Linux restorecon command usage skills, linuxrestorecon

Source: Internet
Author: User

Linux restorecon command usage skills, linuxrestorecon

Restorecon commandUsed to restore the security context of a SELinux file.

restorecon [-iFnrRv] [-e excludedir ] [-o filename ] [-f filename | pathname...]
-I: Ignore nonexistent files. -F: The infilename file infilename records the file to be processed. -E: directory exclusion directory. -R/-r: recursive processing Directory. -N: does not change the file tag. -O/outfilename: saves the file list to outfilename. If the file is incorrect. -V: displays the process on the screen. -F: forcibly restores the file security context.

If apache is installed on CentOS, the default home directory of the webpage is/Var/www/html. We often encounter this problem. Create a webpage file in another directory and use mv to move it to the default webpage directory./Var/www/html, but the file cannot be opened in the browser. This is probably because the SELinux configuration information of this file inherits from the original directoryThe SELinux configuration information is also moved when the/var/www/html directory is different. As a result, the page cannot be opened. For details, see the following example:

/* Use the CentOS example. If apache is not installed by default, ensure the network connection, use the following command to install */[ ~] # Yum install httpd/* Create an html file in the root home directory */[ ~] # Pwd/root [ ~] # Vi index.html/* enter a text segment at will, save and exit */welcome to file to the webpage directory #/ ~] # Mv index.html/var/www/html // ** in this case, we enter In the firefox browser and find that the file cannot be opened. * Check the log file of SELinux, the following error message is found.
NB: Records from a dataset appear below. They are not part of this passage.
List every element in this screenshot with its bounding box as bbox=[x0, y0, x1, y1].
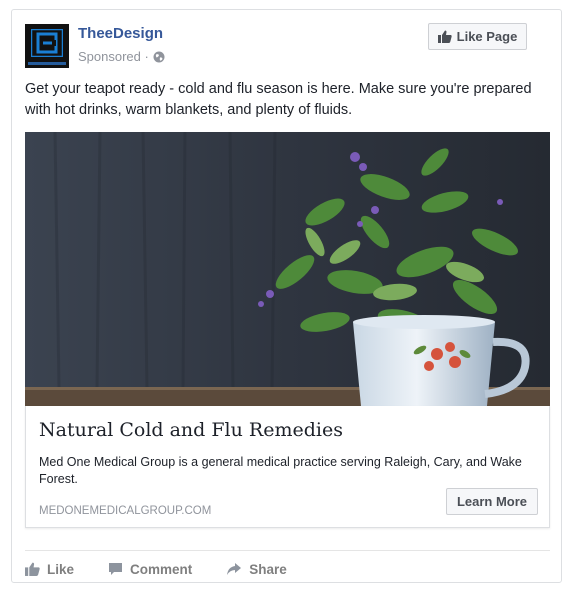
comment-icon bbox=[109, 563, 123, 575]
share-label: Share bbox=[249, 561, 287, 577]
post-image[interactable] bbox=[25, 132, 550, 406]
thumbs-up-icon bbox=[25, 562, 40, 576]
page-name-link[interactable]: TheeDesign bbox=[78, 25, 163, 42]
link-title[interactable]: Natural Cold and Flu Remedies bbox=[39, 419, 343, 441]
like-page-button[interactable]: Like Page bbox=[428, 23, 527, 50]
link-description: Med One Medical Group is a general medic… bbox=[39, 455, 522, 486]
like-label: Like bbox=[47, 561, 75, 577]
teapot-herbs-photo bbox=[25, 132, 550, 406]
comment-label: Comment bbox=[130, 561, 193, 577]
like-page-label: Like Page bbox=[456, 29, 518, 44]
share-button[interactable]: Share bbox=[226, 562, 287, 577]
actions-divider bbox=[25, 550, 550, 551]
logo-wordmark bbox=[28, 62, 66, 65]
learn-more-button[interactable]: Learn More bbox=[446, 488, 538, 515]
post-text: Get your teapot ready - cold and flu sea… bbox=[25, 81, 532, 118]
link-preview[interactable]: Natural Cold and Flu Remedies Med One Me… bbox=[25, 406, 550, 528]
page-avatar[interactable] bbox=[25, 24, 69, 68]
sponsored-post-card: TheeDesign Sponsored · Like Page Get you… bbox=[11, 9, 562, 583]
globe-icon[interactable] bbox=[153, 51, 165, 63]
link-domain: MEDONEMEDICALGROUP.COM bbox=[39, 505, 212, 517]
sponsored-line: Sponsored · bbox=[78, 49, 165, 64]
post-actions-bar: Like Comment Share bbox=[25, 559, 321, 579]
like-button[interactable]: Like bbox=[25, 562, 74, 577]
share-icon bbox=[227, 563, 242, 575]
comment-button[interactable]: Comment bbox=[108, 562, 192, 577]
sponsored-label: Sponsored · bbox=[78, 49, 149, 64]
thumbs-up-icon bbox=[437, 30, 452, 43]
theedesign-logo-icon bbox=[31, 29, 63, 57]
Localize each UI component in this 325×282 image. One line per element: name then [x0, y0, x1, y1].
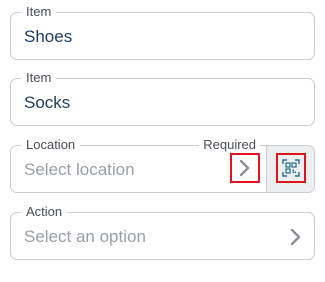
item-label: Item: [21, 4, 57, 20]
chevron-right-icon: [239, 159, 250, 177]
location-chevron-button[interactable]: [230, 153, 260, 183]
scan-button-frame[interactable]: [276, 153, 306, 183]
action-chevron-button[interactable]: [281, 222, 311, 252]
location-field[interactable]: Location Required Select location: [10, 137, 315, 193]
action-label: Action: [21, 204, 68, 220]
action-field[interactable]: Action Select an option: [10, 204, 315, 260]
item-label: Item: [21, 70, 57, 86]
qr-scan-icon: [282, 159, 300, 177]
action-placeholder: Select an option: [24, 227, 146, 246]
item-field-socks[interactable]: Item Socks: [10, 70, 315, 126]
item-value: Shoes: [24, 27, 73, 46]
location-label: Location: [21, 137, 81, 153]
scan-button[interactable]: [266, 146, 314, 192]
chevron-right-icon: [290, 228, 301, 246]
required-label: Required: [199, 137, 260, 153]
item-value: Socks: [24, 93, 71, 112]
location-placeholder: Select location: [24, 160, 135, 179]
item-field-shoes[interactable]: Item Shoes: [10, 4, 315, 60]
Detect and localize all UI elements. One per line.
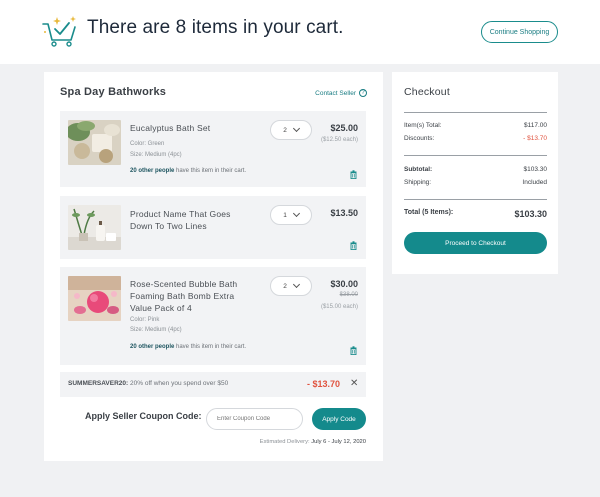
item-price: $25.00 — [330, 123, 358, 133]
item-unit-price: ($12.50 each) — [320, 137, 358, 143]
cart-item: Eucalyptus Bath Set Color: Green Size: M… — [60, 111, 366, 187]
seller-cart-panel: Spa Day Bathworks Contact Seller ? Eucal… — [44, 72, 383, 461]
item-price: $13.50 — [330, 208, 358, 218]
quantity-value: 1 — [283, 211, 287, 219]
question-icon: ? — [359, 89, 367, 97]
divider — [404, 199, 547, 200]
trash-icon[interactable] — [350, 170, 357, 179]
delivery-dates: July 6 - July 12, 2020 — [311, 439, 366, 445]
item-name: Rose-Scented Bubble Bath Foaming Bath Bom… — [130, 279, 238, 313]
item-color: Color: Green — [130, 141, 165, 147]
quantity-select[interactable]: 2 — [270, 120, 312, 140]
quantity-select[interactable]: 1 — [270, 205, 312, 225]
item-original-price: $38.00 — [339, 292, 358, 298]
divider — [404, 112, 547, 113]
item-popularity: 20 other people have this item in their … — [130, 168, 247, 174]
trash-icon[interactable] — [350, 346, 357, 355]
contact-seller-link[interactable]: Contact Seller ? — [315, 89, 367, 97]
checkout-title: Checkout — [404, 86, 450, 98]
proceed-to-checkout-button[interactable]: Proceed to Checkout — [404, 232, 547, 254]
item-size: Size: Medium (4pc) — [130, 152, 182, 158]
trash-icon[interactable] — [350, 241, 357, 250]
chevron-down-icon — [292, 209, 300, 218]
item-price: $30.00 — [330, 279, 358, 289]
promo-code: SUMMERSAVER20: — [68, 380, 129, 387]
order-total-row: Total (5 Items): $103.30 — [404, 209, 547, 219]
shipping-row: Shipping: Included — [404, 179, 547, 186]
items-total-row: Item(s) Total: $117.00 — [404, 122, 547, 129]
divider — [404, 155, 547, 156]
cart-check-icon — [42, 16, 76, 47]
estimated-delivery: Estimated Delivery: July 6 - July 12, 20… — [259, 439, 366, 445]
cart-item: Rose-Scented Bubble Bath Foaming Bath Bom… — [60, 267, 366, 365]
promo-description: SUMMERSAVER20: 20% off when you spend ov… — [68, 380, 229, 387]
quantity-select[interactable]: 2 — [270, 276, 312, 296]
item-popularity: 20 other people have this item in their … — [130, 344, 247, 350]
chevron-down-icon — [292, 280, 300, 289]
product-image — [68, 276, 121, 321]
item-color: Color: Pink — [130, 317, 160, 323]
product-image — [68, 120, 121, 165]
contact-seller-label: Contact Seller — [315, 89, 356, 97]
seller-name: Spa Day Bathworks — [60, 86, 167, 98]
page-title: There are 8 items in your cart. — [87, 17, 344, 38]
discounts-row: Discounts: - $13.70 — [404, 135, 547, 142]
subtotal-row: Subtotal: $103.30 — [404, 166, 547, 173]
item-name: Product Name That Goes Down To Two Lines — [130, 209, 231, 231]
promo-discount-amount: - $13.70 — [307, 379, 341, 389]
quantity-value: 2 — [283, 126, 287, 134]
quantity-value: 2 — [283, 282, 287, 290]
item-size: Size: Medium (4pc) — [130, 327, 182, 333]
item-unit-price: ($15.00 each) — [320, 304, 358, 310]
coupon-label: Apply Seller Coupon Code: — [85, 411, 202, 421]
remove-promo-icon[interactable]: ✕ — [350, 378, 358, 389]
page-header: There are 8 items in your cart. Continue… — [0, 0, 600, 64]
cart-item: Product Name That Goes Down To Two Lines … — [60, 196, 366, 259]
checkout-summary-panel: Checkout Item(s) Total: $117.00 Discounts… — [392, 72, 558, 274]
item-name: Eucalyptus Bath Set — [130, 123, 211, 133]
continue-shopping-button[interactable]: Continue Shopping — [481, 21, 558, 43]
chevron-down-icon — [292, 124, 300, 133]
coupon-code-input[interactable] — [206, 408, 303, 430]
applied-promo: SUMMERSAVER20: 20% off when you spend ov… — [60, 372, 366, 397]
product-image — [68, 205, 121, 250]
apply-code-button[interactable]: Apply Code — [312, 408, 366, 430]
It is not difficult to see that * The index.html in the main directory of the page is blocked by SELinux because The SELinux configuration information is incorrect, * The correct SELinux configuration information should be the part after scontext =. * The SELinux configuration information of the index.html file is the part after tcontext =, * from the third section of tcontext = "admin_home_t", it is not difficult to see that the SELinux configuration information of this file is in the root user's home directory. */Type = AVC msg = audit (1378974214.610: 465): avc: denied {open} for pid = 2359 comm = "httpd" path = "/var/www/html/index.html" dev = "sda1" ino = 1317685 scontext = system_u: system_r: httpd_t: s0 tcontext = unconfined_u: object_r: admin_home_t: s0 tclass = file/* use ls-Z, file and directory SELinux information does not match */[ html] # ls-Z/var/www/html /.... unconfined_u: object_r: admin_home_t: s0 index.html [ html] # ls-Zd/var/www/html /.... system_u: object_r: httpd_sys_content_t: s0/var/www/html // * use restorecon to restore SELinux configuration information of all files in the home directory of the webpage (if the target is a directory, -R parameter recursion can be added) */[ html] # restorecon-R/var/www/html/

Related Article

Contact Us

The content source of this page is from Internet, which doesn't represent Alibaba Cloud's opinion; products and services mentioned on that page don't have any relationship with Alibaba Cloud. If the content of the page makes you feel confusing, please write us an email, we will handle the problem within 5 days after receiving your email.

If you find any instances of plagiarism from the community, please send an email to: and provide relevant evidence. A staff member will contact you within 5 working days.

A Free Trial That Lets You Build Big!

Start building with 50+ products and up to 12 months usage for Elastic Compute Service

  • Sales Support

    1 on 1 presale consultation

  • After-Sales Support

    24/7 Technical Support 6 Free Tickets per Quarter Faster Response

  • Alibaba Cloud offers highly flexible support services tailored to meet your exact needs.